なお問題の選択肢の中で、慢性の下痢は、好酸球性胃腸炎でみられる症状である。

解答 (e)

実際の症例では

 本患者では白血球 7000/μLのうち好酸球 23.0%と好酸球増多がみられた。アレルギースクリーニング検査を行ったところ、クラス4の強い反応をスギ15.47(index)、カモガヤ7.64、クラス3の反応をオオアワガエリ6.81、ヒノキ6.54、蛾2.81、キウイ2.77、ゴマ2.39、ハンノキ2.37、ピーナッツ2.04、小麦2.00、ソバ1.97、リンゴ1.90、クラス2の反応をシラカンバ1.72、米1.70、ブタクサ1.60、大豆1.55、ヨモギ1.28、ゴキブリ1.08、バナナ0.86、ハウスダスト0.79、ヤケヒョウヒダニ0.71、ラテックス0.52、クラス1の弱い反応をエビ0.47、カニ0.45、マラセチア0.42、と多数のアレルゲンを有していることが判明した。特に問診では言われてはいなかったが、アレルギー素因は十分ある患者であった。

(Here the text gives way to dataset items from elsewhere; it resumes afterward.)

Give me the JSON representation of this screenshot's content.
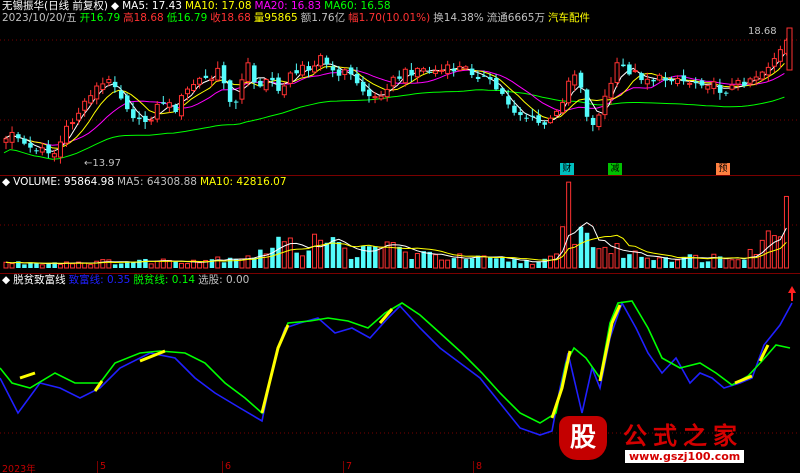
{
  "price_header": {
    "line1": [
      {
        "text": "无锡振华(日线 前复权)",
        "color": "#ffffff"
      },
      {
        "text": "◆",
        "color": "#ffffff"
      },
      {
        "text": "MA5: 17.43",
        "color": "#ffffff"
      },
      {
        "text": "MA10: 17.08",
        "color": "#ffff00"
      },
      {
        "text": "MA20: 16.83",
        "color": "#ff00ff"
      },
      {
        "text": "MA60: 16.58",
        "color": "#00ff00"
      }
    ],
    "line2": [
      {
        "text": "2023/10/20/五",
        "color": "#c0c0c0"
      },
      {
        "text": "开16.79",
        "color": "#00ff00"
      },
      {
        "text": "高18.68",
        "color": "#ff3232"
      },
      {
        "text": "低16.79",
        "color": "#00ff00"
      },
      {
        "text": "收18.68",
        "color": "#ff3232"
      },
      {
        "text": "量95865",
        "color": "#ffff00"
      },
      {
        "text": "额1.76亿",
        "color": "#c0c0c0"
      },
      {
        "text": "幅1.70(10.01%)",
        "color": "#ff3232"
      },
      {
        "text": "换14.38%",
        "color": "#c0c0c0"
      },
      {
        "text": "流通6665万",
        "color": "#c0c0c0"
      },
      {
        "text": "汽车配件",
        "color": "#ffff00"
      }
    ],
    "high_label": "18.68",
    "low_label": "13.97"
  },
  "badges": [
    {
      "text": "财",
      "color": "#00c0c0"
    },
    {
      "text": "减",
      "color": "#00c000"
    },
    {
      "text": "预",
      "color": "#ff8040"
    }
  ],
  "volume_header": [
    {
      "text": "◆",
      "color": "#ffffff"
    },
    {
      "text": "VOLUME: 95864.98",
      "color": "#ffffff"
    },
    {
      "text": "MA5: 64308.88",
      "color": "#c0c0c0"
    },
    {
      "text": "MA10: 42816.07",
      "color": "#ffff00"
    }
  ],
  "indicator_header": [
    {
      "text": "◆",
      "color": "#ffffff"
    },
    {
      "text": "脱贫致富线",
      "color": "#ffffff"
    },
    {
      "text": "致富线: 0.35",
      "color": "#2020ff"
    },
    {
      "text": "脱贫线: 0.14",
      "color": "#00ff00"
    },
    {
      "text": "选股: 0.00",
      "color": "#c0c0c0"
    }
  ],
  "x_axis_labels": [
    "2023年",
    "5",
    "6",
    "7",
    "8"
  ],
  "watermark": {
    "logo": "股",
    "title": "公式之家",
    "url": "www.gszj100.com"
  },
  "colors": {
    "up": "#ff3232",
    "down": "#54fcfc",
    "ma5": "#ffffff",
    "ma10": "#ffff00",
    "ma20": "#ff00ff",
    "ma60": "#00ff00",
    "rich_line": "#2020ff",
    "poverty_line": "#00ff00",
    "signal": "#ffff00",
    "grid": "#7a0000"
  }
}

 今回の症例では、最初、PPI-REEを除外するため、エソメプラゾール(ネキシウム®)20 mg/日が投与されたが、2週間の内服でも全く症状の改善は認められなかった。そこでフルチカゾン吸入薬(50μg/吸入;フルタイドエアゾール®)を1回4吸入で1日2回を口腔内に噴霧し唾液で嚥下させ、嚥下後30分~1時間絶飲食とさせるかたちで処方したところ、3日目で症状は消失した。